The sales tax increase will take food out of the mouths of Kansan children in families earning between $30,000 and $50,000 a year, according to some Democratic lawmakers, and drive business away from Kansas as shoppers head to Missouri to save some much-needed cash. The budget bill also the “reduces state deductibility of local property taxes and mortgage interest, driving up most Kansans’ income tax payments.” On top of all of that, the state’s budget fixes are largely temporary, leaving Kansas in the exact same position during the next fiscal year.

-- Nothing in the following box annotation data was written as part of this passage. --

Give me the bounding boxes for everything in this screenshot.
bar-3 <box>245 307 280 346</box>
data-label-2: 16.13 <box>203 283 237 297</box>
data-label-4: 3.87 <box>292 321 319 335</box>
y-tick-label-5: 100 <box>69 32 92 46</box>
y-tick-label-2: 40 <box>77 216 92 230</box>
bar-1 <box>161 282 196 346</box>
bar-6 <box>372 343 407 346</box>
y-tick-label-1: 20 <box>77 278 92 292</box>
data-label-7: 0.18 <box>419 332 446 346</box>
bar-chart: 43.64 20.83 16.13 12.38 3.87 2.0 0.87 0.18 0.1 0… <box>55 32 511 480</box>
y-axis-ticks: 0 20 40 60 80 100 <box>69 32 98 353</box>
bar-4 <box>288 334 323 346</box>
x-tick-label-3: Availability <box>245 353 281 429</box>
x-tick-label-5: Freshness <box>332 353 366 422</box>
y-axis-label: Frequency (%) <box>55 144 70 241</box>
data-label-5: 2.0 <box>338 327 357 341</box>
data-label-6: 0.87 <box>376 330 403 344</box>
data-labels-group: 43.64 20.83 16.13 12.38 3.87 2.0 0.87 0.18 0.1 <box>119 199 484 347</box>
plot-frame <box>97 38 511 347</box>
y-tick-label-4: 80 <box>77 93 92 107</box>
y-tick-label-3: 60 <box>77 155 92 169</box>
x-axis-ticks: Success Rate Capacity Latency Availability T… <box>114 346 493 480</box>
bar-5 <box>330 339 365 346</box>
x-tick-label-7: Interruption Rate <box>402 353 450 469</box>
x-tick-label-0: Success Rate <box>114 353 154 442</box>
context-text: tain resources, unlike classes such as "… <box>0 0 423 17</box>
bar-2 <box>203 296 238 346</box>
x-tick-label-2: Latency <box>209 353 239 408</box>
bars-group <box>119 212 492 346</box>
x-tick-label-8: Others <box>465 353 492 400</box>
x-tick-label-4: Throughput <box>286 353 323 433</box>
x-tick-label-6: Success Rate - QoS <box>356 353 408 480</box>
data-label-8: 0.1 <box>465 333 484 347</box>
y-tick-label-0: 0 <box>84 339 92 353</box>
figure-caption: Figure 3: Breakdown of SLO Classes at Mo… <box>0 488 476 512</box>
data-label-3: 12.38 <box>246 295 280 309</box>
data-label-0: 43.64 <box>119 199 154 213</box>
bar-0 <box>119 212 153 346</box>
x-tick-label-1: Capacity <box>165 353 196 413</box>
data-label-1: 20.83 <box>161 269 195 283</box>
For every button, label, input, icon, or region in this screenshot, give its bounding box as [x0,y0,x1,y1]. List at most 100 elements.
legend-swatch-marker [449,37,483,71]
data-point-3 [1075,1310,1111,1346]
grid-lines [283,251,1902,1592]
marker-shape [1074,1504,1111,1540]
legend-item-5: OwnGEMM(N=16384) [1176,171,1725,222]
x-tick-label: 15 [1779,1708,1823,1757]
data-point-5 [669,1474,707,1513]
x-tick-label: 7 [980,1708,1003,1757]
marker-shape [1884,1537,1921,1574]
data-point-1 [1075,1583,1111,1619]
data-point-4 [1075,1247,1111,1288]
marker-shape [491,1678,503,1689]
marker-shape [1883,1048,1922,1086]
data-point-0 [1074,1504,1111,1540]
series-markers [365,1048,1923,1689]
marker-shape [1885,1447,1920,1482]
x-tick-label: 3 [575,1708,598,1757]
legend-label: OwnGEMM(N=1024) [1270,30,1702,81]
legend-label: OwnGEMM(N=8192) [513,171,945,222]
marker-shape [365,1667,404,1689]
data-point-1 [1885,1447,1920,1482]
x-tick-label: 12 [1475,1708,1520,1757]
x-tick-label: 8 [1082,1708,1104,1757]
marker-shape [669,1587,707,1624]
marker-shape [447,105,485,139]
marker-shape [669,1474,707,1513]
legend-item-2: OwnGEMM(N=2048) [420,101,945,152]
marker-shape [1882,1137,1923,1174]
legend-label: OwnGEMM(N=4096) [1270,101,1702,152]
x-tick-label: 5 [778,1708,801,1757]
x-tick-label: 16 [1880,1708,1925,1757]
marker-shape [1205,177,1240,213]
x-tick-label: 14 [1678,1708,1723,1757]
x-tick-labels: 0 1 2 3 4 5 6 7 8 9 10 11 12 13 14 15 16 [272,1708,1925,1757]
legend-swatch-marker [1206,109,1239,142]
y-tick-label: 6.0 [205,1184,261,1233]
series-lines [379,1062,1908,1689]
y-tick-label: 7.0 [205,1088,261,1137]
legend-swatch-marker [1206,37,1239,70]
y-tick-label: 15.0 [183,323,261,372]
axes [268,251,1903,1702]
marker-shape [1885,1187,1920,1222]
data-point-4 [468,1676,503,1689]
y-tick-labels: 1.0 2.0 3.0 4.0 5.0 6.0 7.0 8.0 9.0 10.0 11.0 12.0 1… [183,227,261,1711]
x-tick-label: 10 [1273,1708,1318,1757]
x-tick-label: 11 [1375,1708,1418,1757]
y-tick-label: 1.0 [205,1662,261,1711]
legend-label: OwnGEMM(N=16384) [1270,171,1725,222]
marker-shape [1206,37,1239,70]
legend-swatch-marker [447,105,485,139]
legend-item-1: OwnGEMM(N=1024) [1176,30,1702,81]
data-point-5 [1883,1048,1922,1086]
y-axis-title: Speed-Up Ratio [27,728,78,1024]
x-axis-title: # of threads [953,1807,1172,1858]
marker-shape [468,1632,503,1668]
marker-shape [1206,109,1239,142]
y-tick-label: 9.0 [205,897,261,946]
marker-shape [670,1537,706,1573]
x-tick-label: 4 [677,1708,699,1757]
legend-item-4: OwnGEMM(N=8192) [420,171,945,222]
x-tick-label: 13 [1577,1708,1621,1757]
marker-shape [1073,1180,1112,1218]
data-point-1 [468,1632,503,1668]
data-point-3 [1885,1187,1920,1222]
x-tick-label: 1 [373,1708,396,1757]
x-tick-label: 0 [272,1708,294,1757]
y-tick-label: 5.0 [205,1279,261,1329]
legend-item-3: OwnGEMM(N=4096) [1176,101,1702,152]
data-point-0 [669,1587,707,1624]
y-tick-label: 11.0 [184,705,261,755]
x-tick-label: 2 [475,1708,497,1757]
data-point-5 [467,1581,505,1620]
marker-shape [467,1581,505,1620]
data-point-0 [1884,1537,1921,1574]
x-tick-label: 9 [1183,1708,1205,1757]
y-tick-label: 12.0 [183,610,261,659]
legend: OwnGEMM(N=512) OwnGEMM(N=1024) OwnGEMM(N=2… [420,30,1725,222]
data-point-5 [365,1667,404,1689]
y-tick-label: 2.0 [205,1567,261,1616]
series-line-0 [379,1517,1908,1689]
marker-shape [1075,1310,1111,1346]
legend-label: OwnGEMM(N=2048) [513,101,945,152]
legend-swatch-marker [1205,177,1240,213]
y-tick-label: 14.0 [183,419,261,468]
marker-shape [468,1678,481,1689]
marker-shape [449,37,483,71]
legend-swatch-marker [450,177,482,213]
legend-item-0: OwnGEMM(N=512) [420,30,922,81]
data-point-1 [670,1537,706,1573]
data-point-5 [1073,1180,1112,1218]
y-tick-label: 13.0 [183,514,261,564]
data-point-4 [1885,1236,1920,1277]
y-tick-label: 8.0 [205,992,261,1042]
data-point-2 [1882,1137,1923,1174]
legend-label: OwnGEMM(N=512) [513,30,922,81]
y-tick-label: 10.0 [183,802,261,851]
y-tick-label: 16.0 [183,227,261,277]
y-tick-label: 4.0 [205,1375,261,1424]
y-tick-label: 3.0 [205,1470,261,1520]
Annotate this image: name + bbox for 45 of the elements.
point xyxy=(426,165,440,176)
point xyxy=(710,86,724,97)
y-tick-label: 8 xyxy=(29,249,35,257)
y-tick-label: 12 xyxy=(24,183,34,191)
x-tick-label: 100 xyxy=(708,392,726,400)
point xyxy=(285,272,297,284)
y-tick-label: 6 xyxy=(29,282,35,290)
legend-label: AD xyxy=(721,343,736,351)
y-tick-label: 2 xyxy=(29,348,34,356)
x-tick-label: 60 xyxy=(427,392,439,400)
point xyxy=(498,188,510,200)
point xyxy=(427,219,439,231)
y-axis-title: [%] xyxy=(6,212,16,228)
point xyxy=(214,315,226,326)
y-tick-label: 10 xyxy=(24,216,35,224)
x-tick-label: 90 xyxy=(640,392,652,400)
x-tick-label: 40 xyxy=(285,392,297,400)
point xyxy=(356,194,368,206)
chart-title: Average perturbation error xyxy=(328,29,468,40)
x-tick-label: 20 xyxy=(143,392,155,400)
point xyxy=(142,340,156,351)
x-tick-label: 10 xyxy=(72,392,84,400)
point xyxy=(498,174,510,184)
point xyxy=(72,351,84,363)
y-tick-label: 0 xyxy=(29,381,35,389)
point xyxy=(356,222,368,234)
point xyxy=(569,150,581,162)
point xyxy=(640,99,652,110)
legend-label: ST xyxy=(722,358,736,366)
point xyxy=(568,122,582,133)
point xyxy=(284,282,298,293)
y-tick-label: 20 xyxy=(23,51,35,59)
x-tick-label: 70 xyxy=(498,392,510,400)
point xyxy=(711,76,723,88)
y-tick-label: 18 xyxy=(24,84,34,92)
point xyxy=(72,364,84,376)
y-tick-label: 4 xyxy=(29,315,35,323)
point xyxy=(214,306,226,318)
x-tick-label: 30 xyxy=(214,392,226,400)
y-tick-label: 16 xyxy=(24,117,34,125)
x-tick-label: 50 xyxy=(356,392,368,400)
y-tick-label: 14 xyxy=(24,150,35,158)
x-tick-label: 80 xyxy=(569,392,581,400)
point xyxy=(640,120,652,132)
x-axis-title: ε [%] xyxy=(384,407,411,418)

Despite all of this, Brownback and Kansas Republicans are unrepentant for this gross mismanagement of state funding. The rest of the Republican Party clearly hasn’t learned anything from this experiment either, as legislators in Maine, Texas, Ohio, and Wisconsin are all pushing for their own versions of Brownback’s cuts. The trickle-down Reaganomics that are embedded in the Republican DNA have been proven to be a failure time and time again, but the conservative political machine refuses to stop funneling money to wealthy Americans while leaving everyday working families with empty pockets.